Wednesday, April 30, 2008

What an anti-torture amendment should look like

Daydreaming about an anti-torture amendment to the Constitution, I decided I would peruse the internets to see what other people might have proposed along these lines. Surprisingly I couldn't find anything that looked authoritative, like from an anti-torture organization or a legal scholar or lawyer. And most of the ones I did find, disappointingly, were pretty much clueless from the standpoint of Constitutional panache.

Look. If you're going to write an amendment concerning something as morally fundamental as a ban on torture, you can't bog it down in half a dozen "Sections" and lump a laundry list of examples into each one. When James Madison authored the First Amendment, he didn't belabor the point with all sorts of examples of what kinds of laws might abridge speech or even what he meant by "speech", exactly--he just dashed off a single bad-ass sounding sentence, added in some extra commas (as was the style at the time), and had a sandwich.

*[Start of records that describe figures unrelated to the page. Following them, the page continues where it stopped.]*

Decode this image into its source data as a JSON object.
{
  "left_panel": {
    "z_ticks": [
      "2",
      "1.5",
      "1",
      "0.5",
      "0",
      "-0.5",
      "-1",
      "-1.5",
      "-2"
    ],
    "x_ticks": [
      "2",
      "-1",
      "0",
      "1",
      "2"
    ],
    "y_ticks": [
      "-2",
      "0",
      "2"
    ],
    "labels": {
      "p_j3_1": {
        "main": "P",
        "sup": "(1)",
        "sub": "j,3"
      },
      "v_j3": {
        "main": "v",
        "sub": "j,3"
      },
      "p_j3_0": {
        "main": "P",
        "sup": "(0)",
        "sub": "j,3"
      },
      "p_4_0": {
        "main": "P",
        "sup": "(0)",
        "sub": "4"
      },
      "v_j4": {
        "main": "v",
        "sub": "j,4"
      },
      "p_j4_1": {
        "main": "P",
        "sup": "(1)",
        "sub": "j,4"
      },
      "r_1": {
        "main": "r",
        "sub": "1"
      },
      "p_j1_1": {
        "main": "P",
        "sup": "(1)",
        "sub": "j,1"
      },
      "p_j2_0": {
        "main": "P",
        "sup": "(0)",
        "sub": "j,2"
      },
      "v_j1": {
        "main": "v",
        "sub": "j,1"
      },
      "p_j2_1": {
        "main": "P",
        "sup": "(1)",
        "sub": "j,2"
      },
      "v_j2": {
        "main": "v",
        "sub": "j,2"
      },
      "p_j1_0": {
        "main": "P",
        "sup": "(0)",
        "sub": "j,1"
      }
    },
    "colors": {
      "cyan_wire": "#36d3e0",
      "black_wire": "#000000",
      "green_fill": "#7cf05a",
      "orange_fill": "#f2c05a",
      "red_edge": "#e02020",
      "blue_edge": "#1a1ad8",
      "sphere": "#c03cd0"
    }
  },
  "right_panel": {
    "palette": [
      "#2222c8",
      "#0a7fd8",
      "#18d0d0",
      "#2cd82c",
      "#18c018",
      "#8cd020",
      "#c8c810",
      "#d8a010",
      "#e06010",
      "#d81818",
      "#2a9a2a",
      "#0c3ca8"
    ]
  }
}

It all makes sense when you realize that the literary parallel to the Bill of Rights is nothing less than the Ten Commandments. God knew if he wanted to get the point across it would have to be with an awesome-sounding bullet list--"I'm God! I'm the only God! Don't say my name! You can take Sundays off! And no killing!"--and that the mundane details could be safely left to the Talmud nerds. Madison followed suit, to satisfyingly dramatic effect--"Talk! Shoot! Fuck Redcoats, am I right? And no snoopin'!". See? It's wisdom*, distilled into Power-Point-sized chunks for easy consumption.

So, anyway, if we're not talking about some nerdy amendment like allowing an income tax, we'd better be making sure that it lives up to its rhetorical pedigree. That's why my version would look something like this:
Amendment XXVIII.
Congress shall make no law permitting the use of torture against any person.
There you go. All of the ticking time-bomb shit, all of the ambiguities about what counts as torture--those can all be sussed out by Supreme Court nerds. Indeed, sensibilities are bound to shift over time, and there's certainly nothing wrong with letting those emerge via Court decisions over the years. But this way, you're sending a clear message about where the United States stands on the issue of torture and human rights.

*Er, wisdom minus the whole slavery-is-bad bit. Both lists seem to be okay with it.

4 comments:

Alex said...

Okay, actually, that sounds surprisingly weak and specific. Why the focus on Congress's legislation? It seems to put the burden in the wrong place; congress can't pass laws making torture legal, but people can just go ahead and torture anyway, as long as it hasn't been made illegal. It leaves us in the same gray area we're already in. What I think you really want to say (somehow) is that any individual bound by American law is punishably breaking the law by torturing anyone, ever. But what form should this take, since the constitution isn't going to start suggesting how to enforce this. Is it a 'right to not be tortured'? That sounds silly. How do these things normally happen?

David Morris said...

You're right! Preventing laws that explicitly permit something is obviously not the same as enacting a law that prohibits that something.

Looking at other Constitutional amendments, there aren't many that actually directly prohibit something--most of them either tinker with the government machinery or prohibit the government from doing certain things to its own people--i.e., enumerating the peoples' rights. But framing a torture ban as a "right against torture" is problematic because it implies that the scope of the ban is limited to just US citizens.

The Thirteenth has some interesting wording:

1. Neither slavery nor involuntary servitude, except as a punishment for crime whereof the party shall have been duly convicted, shall exist within the United States, or any place subject to their jurisdiction.

2. Congress shall have power to enforce this article by appropriate legislation.

And of course there was Prohibition:

...the manufacture, sale, or transportation of intoxicating liquors within...the United States and all territory subject to the jurisdiction thereof...is hereby prohibited.

So we have "shall not exist" within the US and "prohibited" in the US. For the torture ban, though, we need it to apply to any agent of the government, no matter where they are or who they are torturing. So how about something like this:

"The use of torture is prohibited for all persons under the jurisdiction of the United States."

And then maybe--reluctantly--add in a section that specifies that the legislative branch can enforce the law through legislation.

Does that cover it?

Alex said...

Yep, I think that covers it. That's pretty similar to what I said, I think, though put more elegantly.

Unknown said...

Or, our government could just stop breaking the law by abiding by the Geneva conventions that have been ratified by the US, and other federal US laws that outlaw torture in the US and by US citizens overseas.